Gordon Shi-Wen Chin (b. 1957)
The Fourth Annual Great Mountains International Music Festival
Nunmaul Hall, Yong Pyong Resort - Gangwon Province, Korea

"The first time I heard Sejong was when they performed Formosa Seasons, a violin concerto of mine, in 2003. I was impressed not only with their extremely high quality of music playing, but also the special kind of intimacy that was present, maybe due to the absence of a conductor. So when I had an opportunity to explore my newly found haiku-images, I immediately thought Sejong would offer the most desirable "conditions" to carry out my musical ideas.
The voice, added in the midst of the strings, serves more as a commentator and a guide than as a singer. Initially this work was intended only for strings, but for some reason I kept hearing a voice that kept murmuring, sighing, humming, and even "anguishing." Not surprisingly, I realized the vocal sounds were coming from my intensive intention to express the poems. Then I said to myself, why not leave them on the pages, since they definitely open a channel to the meaning of the music. Consequently, the role of the voice appears only sporadically to remind us what the music is about, without becoming emotionally saturated."
Summer Grasses was completed near the end of 2004; Awakened, was added in May of 2006. I would like to dedicate this work to Sejong and its distinguished music director, Mr. Hyo Kang.

-Gordon Shi-Wen Chin


2006: Love Past Cure

Monteverdi (1567 - 1643)
Madrigals by Claudio Monteverdi with sonnets by William Shakespeare
Created by Edward Berkeley and Kenneth Merrill
La Jolla Music Society Summer Fest, MCASD Sherwood Auditorium - San Diego, CA

Monteverdi meets Shakespeare: an improvisation in which two 17th Century Masters come together to celebrate and soothe the fever that love brings. In madrigals and sonnets, songs and words, sympathetic strings heal the love-torn hearts of five singers.

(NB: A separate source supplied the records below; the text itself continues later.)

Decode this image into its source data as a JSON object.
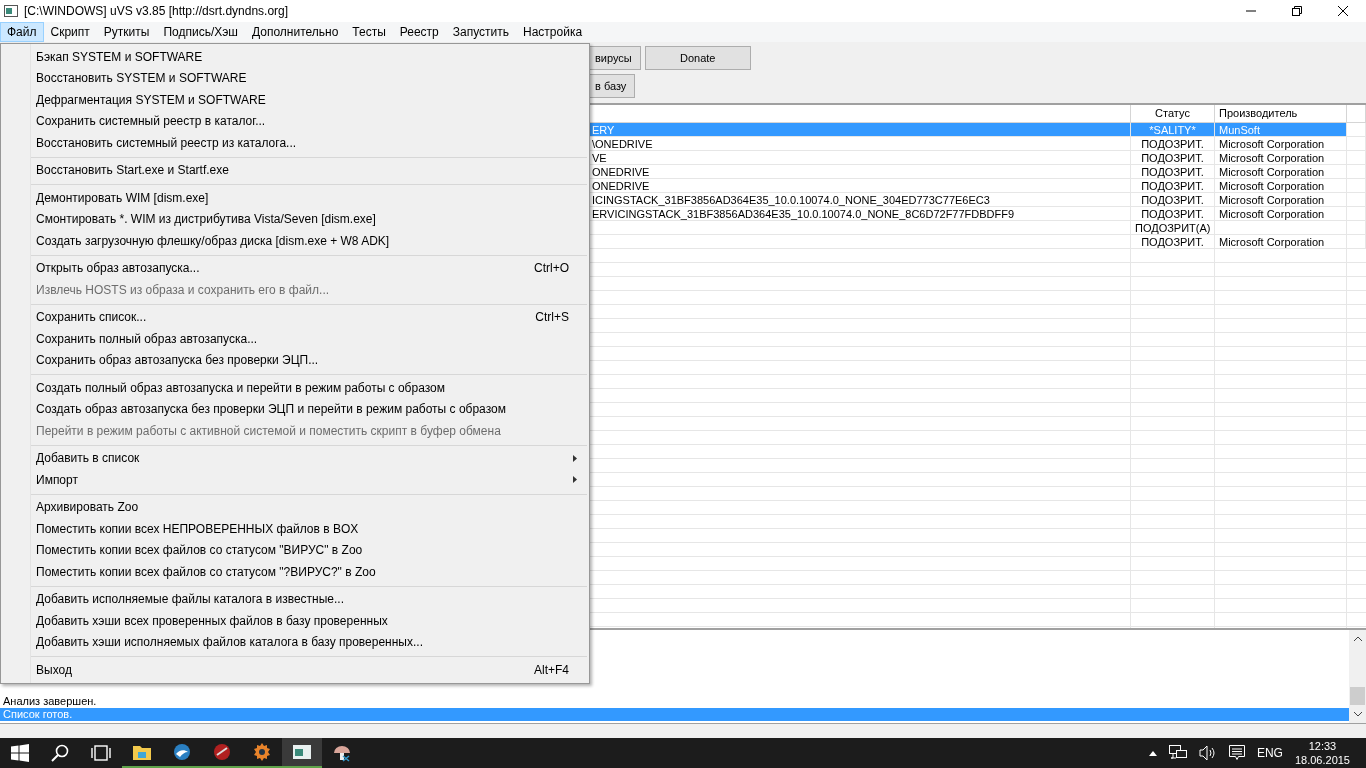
{
  "window": {
    "title": "[C:\\WINDOWS] uVS v3.85 [http://dsrt.dyndns.org]"
  },
  "menubar": [
    {
      "label": "Файл",
      "selected": true
    },
    {
      "label": "Скрипт",
      "selected": false
    },
    {
      "label": "Руткиты",
      "selected": false
    },
    {
      "label": "Подпись/Хэш",
      "selected": false
    },
    {
      "label": "Дополнительно",
      "selected": false
    },
    {
      "label": "Тесты",
      "selected": false
    },
    {
      "label": "Реестр",
      "selected": false
    },
    {
      "label": "Запустить",
      "selected": false
    },
    {
      "label": "Настройка",
      "selected": false
    }
  ],
  "toolbar": {
    "row_1": [
      "вирусы",
      "Donate"
    ],
    "row_2": [
      "в базу"
    ]
  },
  "file_menu": [
    [
      {
        "label": "Бэкап SYSTEM и SOFTWARE",
        "disabled": false
      },
      {
        "label": "Восстановить SYSTEM и SOFTWARE",
        "disabled": false
      },
      {
        "label": "Дефрагментация SYSTEM и SOFTWARE",
        "disabled": false
      },
      {
        "label": "Сохранить системный реестр в каталог...",
        "disabled": false
      },
      {
        "label": "Восстановить системный реестр из каталога...",
        "disabled": false
      }
    ],
    [
      {
        "label": "Восстановить Start.exe и Startf.exe",
        "disabled": false
      }
    ],
    [
      {
        "label": "Демонтировать  WIM [dism.exe]",
        "disabled": false
      },
      {
        "label": "Смонтировать *. WIM из дистрибутива Vista/Seven [dism.exe]",
        "disabled": false
      },
      {
        "label": "Создать загрузочную флешку/образ диска [dism.exe + W8 ADK]",
        "disabled": false
      }
    ],
    [
      {
        "label": "Открыть образ автозапуска...",
        "shortcut": "Ctrl+O",
        "disabled": false
      },
      {
        "label": "Извлечь HOSTS из образа и сохранить его в файл...",
        "disabled": true
      }
    ],
    [
      {
        "label": "Сохранить список...",
        "shortcut": "Ctrl+S",
        "disabled": false
      },
      {
        "label": "Сохранить полный образ автозапуска...",
        "disabled": false
      },
      {
        "label": "Сохранить образ автозапуска без проверки ЭЦП...",
        "disabled": false
      }
    ],
    [
      {
        "label": "Создать полный образ автозапуска и перейти в режим работы с образом",
        "disabled": false
      },
      {
        "label": "Создать образ автозапуска без проверки ЭЦП и перейти в режим работы с образом",
        "disabled": false
      },
      {
        "label": "Перейти в режим работы с активной системой и поместить скрипт в буфер обмена",
        "disabled": true
      }
    ],
    [
      {
        "label": "Добавить в список",
        "kind": "submenu",
        "disabled": false
      },
      {
        "label": "Импорт",
        "kind": "submenu",
        "disabled": false
      }
    ],
    [
      {
        "label": "Архивировать Zoo",
        "disabled": false
      },
      {
        "label": "Поместить копии всех НЕПРОВЕРЕННЫХ файлов в BOX",
        "disabled": false
      },
      {
        "label": "Поместить копии всех файлов со статусом \"ВИРУС\" в Zoo",
        "disabled": false
      },
      {
        "label": "Поместить копии всех файлов со статусом \"?ВИРУС?\" в Zoo",
        "disabled": false
      }
    ],
    [
      {
        "label": "Добавить исполняемые файлы каталога в известные...",
        "disabled": false
      },
      {
        "label": "Добавить хэши всех проверенных файлов в базу проверенных",
        "disabled": false
      },
      {
        "label": "Добавить хэши исполняемых файлов каталога в базу проверенных...",
        "disabled": false
      }
    ],
    [
      {
        "label": "Выход",
        "shortcut": "Alt+F4",
        "disabled": false
      }
    ]
  ],
  "table": {
    "columns": [
      "Статус",
      "Производитель"
    ],
    "rows": [
      {
        "column_1": "ERY",
        "status": "*SALITY*",
        "vendor": "MunSoft",
        "selected": true
      },
      {
        "column_1": "\\ONEDRIVE",
        "status": "ПОДОЗРИТ.",
        "vendor": "Microsoft Corporation",
        "selected": false
      },
      {
        "column_1": "VE",
        "status": "ПОДОЗРИТ.",
        "vendor": "Microsoft Corporation",
        "selected": false
      },
      {
        "column_1": "ONEDRIVE",
        "status": "ПОДОЗРИТ.",
        "vendor": "Microsoft Corporation",
        "selected": false
      },
      {
        "column_1": "ONEDRIVE",
        "status": "ПОДОЗРИТ.",
        "vendor": "Microsoft Corporation",
        "selected": false
      },
      {
        "column_1": "ICINGSTACK_31BF3856AD364E35_10.0.10074.0_NONE_304ED773C77E6EC3",
        "status": "ПОДОЗРИТ.",
        "vendor": "Microsoft Corporation",
        "selected": false
      },
      {
        "column_1": "ERVICINGSTACK_31BF3856AD364E35_10.0.10074.0_NONE_8C6D72F77FDBDFF9",
        "status": "ПОДОЗРИТ.",
        "vendor": "Microsoft Corporation",
        "selected": false
      },
      {
        "column_1": "",
        "status": "ПОДОЗРИТ(А)",
        "vendor": "",
        "selected": false
      },
      {
        "column_1": "",
        "status": "ПОДОЗРИТ.",
        "vendor": "Microsoft Corporation",
        "selected": false
      }
    ]
  },
  "log": [
    {
      "text": "Анализ завершен.",
      "selected": false
    },
    {
      "text": "Список готов.",
      "selected": true
    }
  ],
  "taskbar": {
    "language": "ENG",
    "time": "12:33",
    "date": "18.06.2015"
  }
}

2006: Four Seasons of PyeongChang

Sukhi Kang (b. 1934)
The Third Annual Great Mountains International Music Festival
Gangneung Art & Culture Hall, Gangneung City - Gangwon Province, Korea

"The four seasons in the mountains can be told simply by the color and the scent of the grass. The clouds, winds, and energy of heaven and earth alter as the seasons change. The changes are all part of the life cycle of the forest. The budding, blooming, ripening, and the selflessly inevitable departure are all part of the inherent cycle of the four seasons. The slowly budding spring transforms into fickle and animated summer days. Autumn comes to us with a great sense of abundance, which then segues into winter full of intense tension and strain. Winter, the most emotionally charged season, contains all the potential of life in its dark and moist womb, waiting to burst into spring again. The tireless movement of life, the infinite cycles of truth, and the ending that is also the new beginning are all contained in the season of winter.

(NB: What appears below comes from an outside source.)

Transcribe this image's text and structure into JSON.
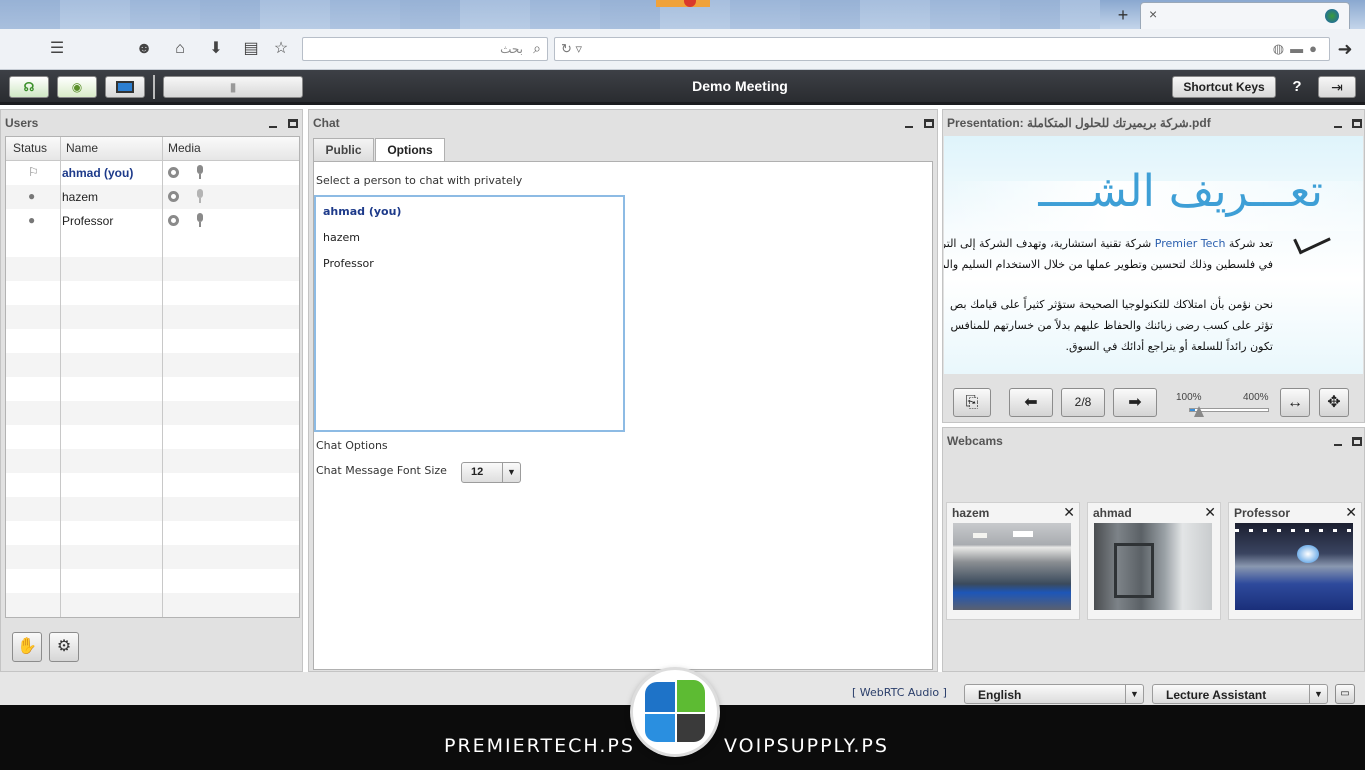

TheFour Seasons of PyeongChang is composed of eight movements. Of the notes used, the harmonics create the backdrop for the overall tone of the music. In some cases, different modes and whole tones are used and in others, complicated twelve-tone modes are used. At some points, the rhythmic repetitions make up the overall scheme. In other parts, the rhythms are used either in unison or to create rhythmic time differentials."